Biodiversity and environmental change
Environmental change has a profound influence on flora and vegetation. Rising average temperatures leads to the occurrence of plants in higher altitudes and to establishment of plants, which were not formerly known in the region. This also includes the increased invasiveness of plants that may effectively compete with native plants. Native plants on the other hand may face emerging pathogens previously known from warmer regions. The Institute of Plant Sciences at the University of Graz studies flora and vegetation in respect of human impact and climatic changes in past and present. We focus on wetland and floodplain vegetation as well as on alpine ecosystems in temperate and Mediterranean Europe. Endangered and introduced plants are of particular interest as well as bryophytes and microbial communities.
Projects in the framework of environmental and global change:
The Alpine Plant Conservation & Research Programme - Niche adaption and endangerment of endemic east Alpine grassland species (Christian Berg, Patrick Schwager)
Botanic Gardens, Kew, UK, over the next three years 500 alpine species will be seed-banked to provide material for research, propagation and use by future generations. This project is led by Kew’s Millennium Seed Bank Partnership, and is funded through a donation to Kew from the David and Claudia Harding Foundation. This project convenes and co-ordinates a network of five plant science institutions housed at leading universities and botanic gardens across the Alps to deliver an integrated program of conservation, research and outreach for Alpine flora. Collecting and modelling environmental data like structural data on the plant community, co-occurring species, and abiotic stand features like altitude, macro- and micro-exposition and slope, we will get a deeper insight and understanding in the future threats of the endemic alpine flora. A focus lies on microclimate features, which is recently discovered as a key-factor for the understanding of alpine species to global warming.

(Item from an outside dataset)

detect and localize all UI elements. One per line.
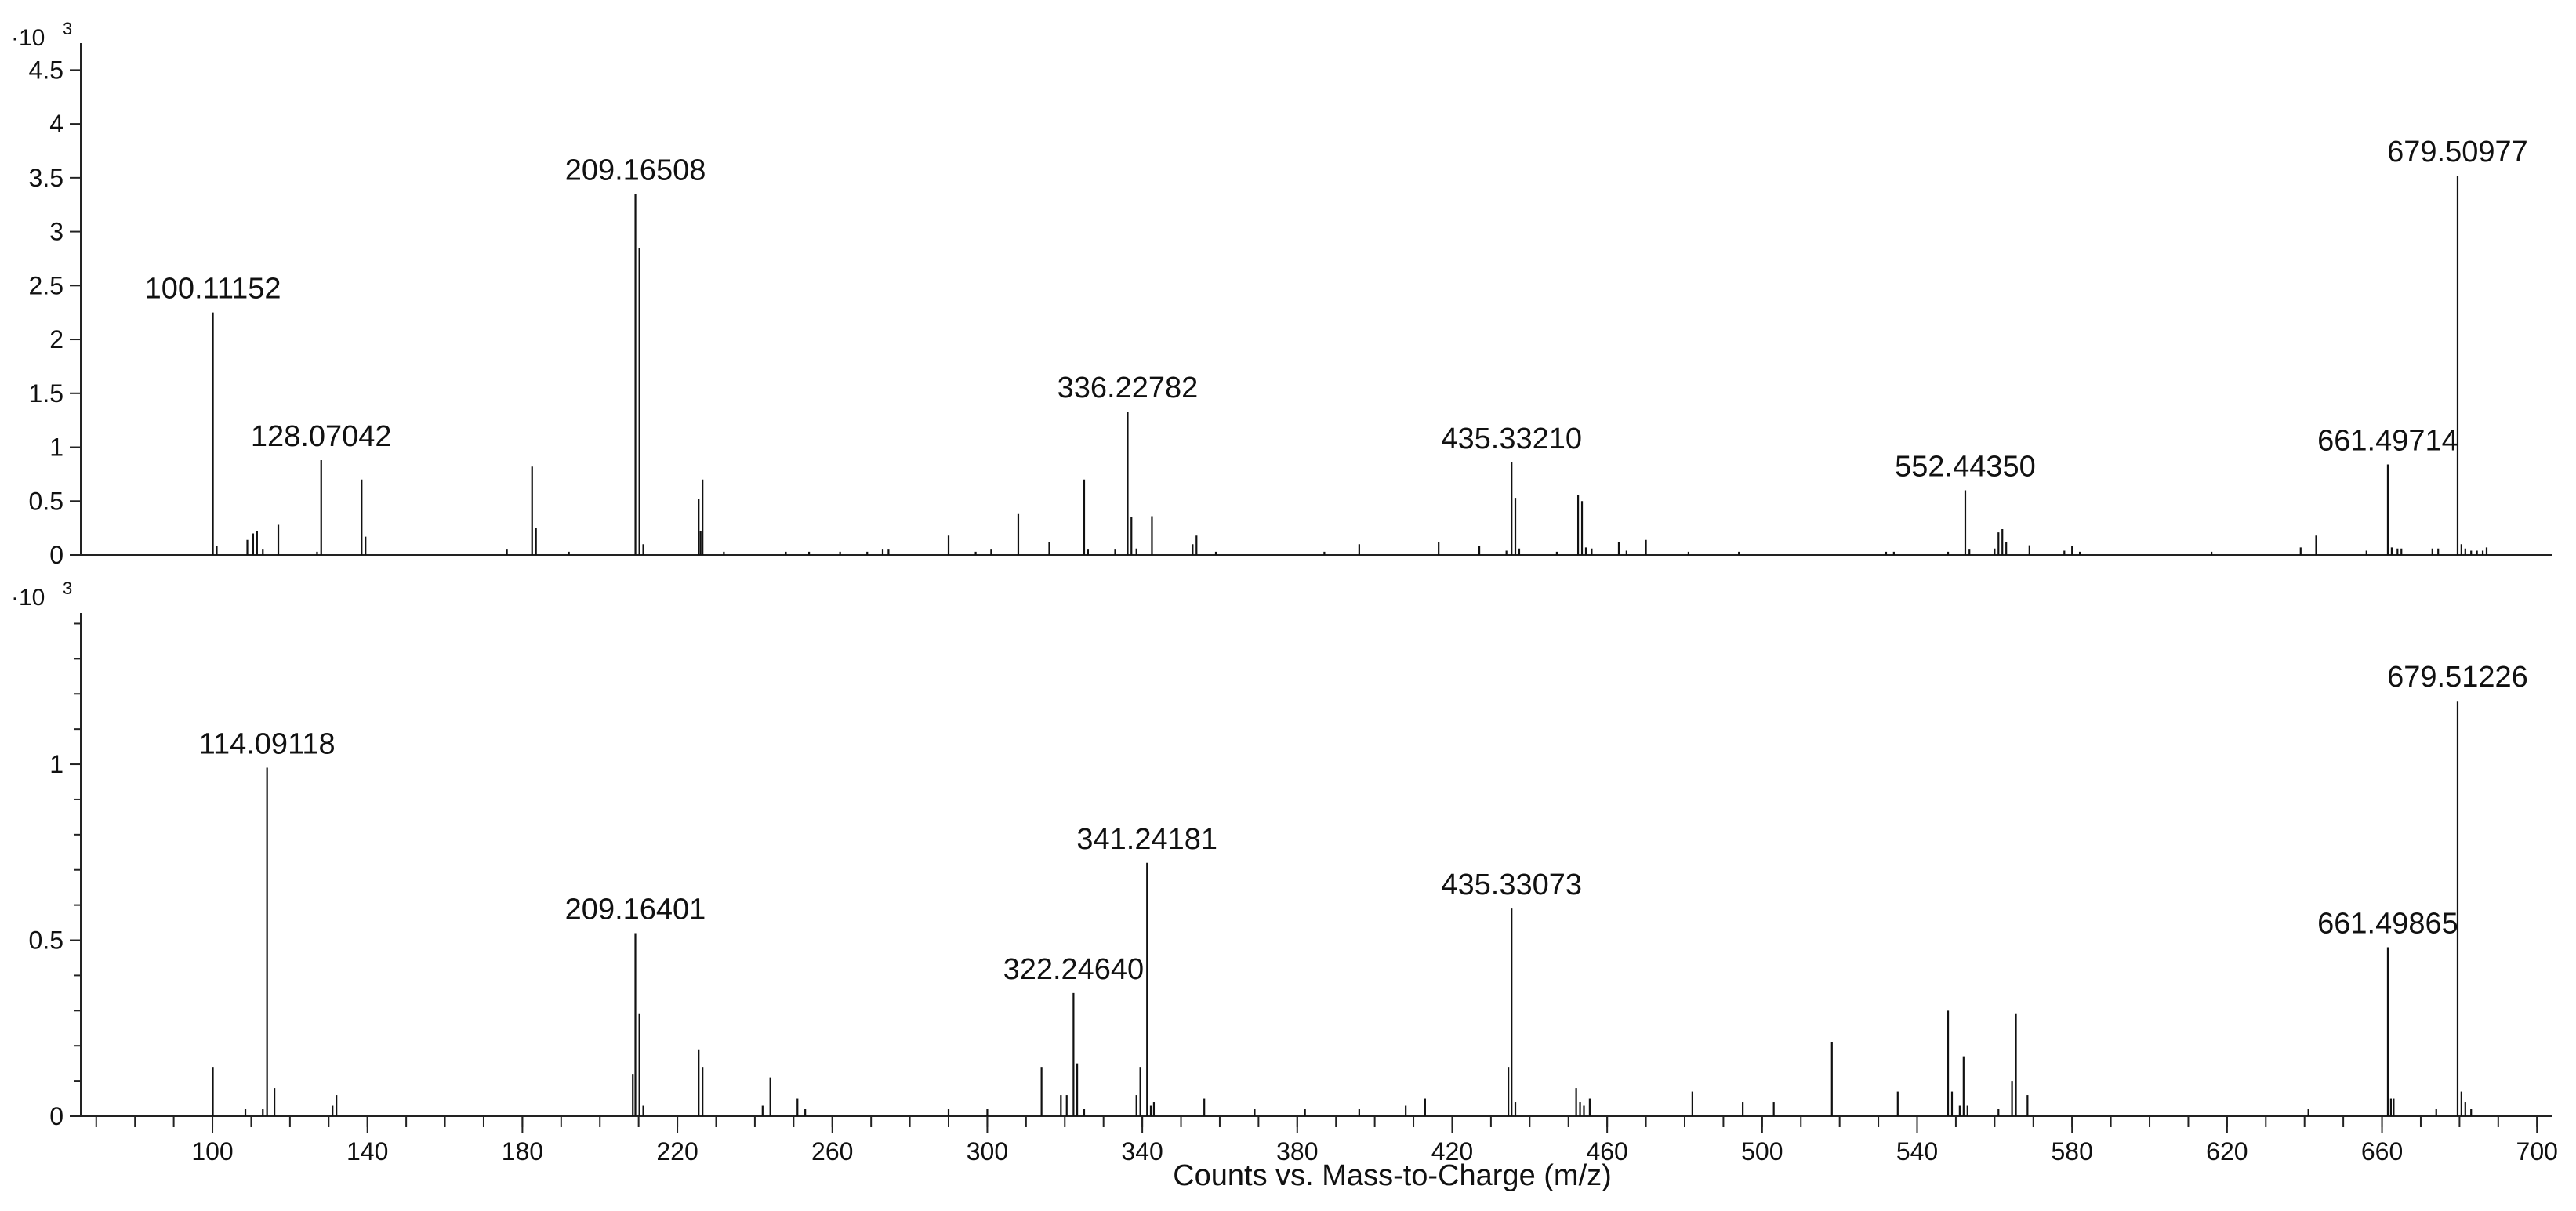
y-tick-label: 3.5 xyxy=(29,164,63,192)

This allows us, together with the research results of the other partners, to develop ideas for a better in-situ protection and for priority ex-situ conservation measures.
Vegetation and landscape history of the Styrian lowlands (Slovenia, Austria) (Johannes Rabensteiner, Christian Berg)
The theses is part of the recently granted Interreg project “PalaeoDiversiStyria“ (V-A Slovenia-Austria 2014-20 cooperation program), funded by the European Regional Development Fund (ERDF). The goal of the project is to give a comprehensive picture of the changes in the natural and cultural landscape of the Slovenian and Austrian Styria lowlands from the settlement of the first farmers 7,000 years ago until the discovery of America. For this the vegetation of the region is the focus of investigations. In the first step existing literature data and historical sources on land use and settlement structure will be evaluated in order to understand the development of both the natural and cultural landscape within the last 10,000 years. Geological and climatological data of the border landscape, its waterways and its potential natural vegetation are subject of this examination in order to get a deeper and more precise insight into the development of this region.
Research in the cultural landscape is mainly based on data of quantitative and qualitative evaluation of remains of cultivated plants and domesticated animals, which were excavated scientifically before and during the project at selected archaeological sites. These archaeological validated data of the locally cultivated and natural plants of diverse periods of time will be part of a database, which together with the knowledge of specific cultivation and habitat demands can draw an image of early time’s agriculture, nutritional habits and life management based primarily on the local natural resources. Moreover, palynological data, generated from samples within the investigation area, are evaluated and correlated with the archaeobiological results, resulting in a broad understanding of extent and possible historic and special patterns on human influences to the landscape. All results are finally combined into a cultural landscape study and displayed digitally in GIS-maps in order to simulate vegetation and landscape change over the time. Within the Interreg-project, results will be further used as basis for the development of tourism concepts.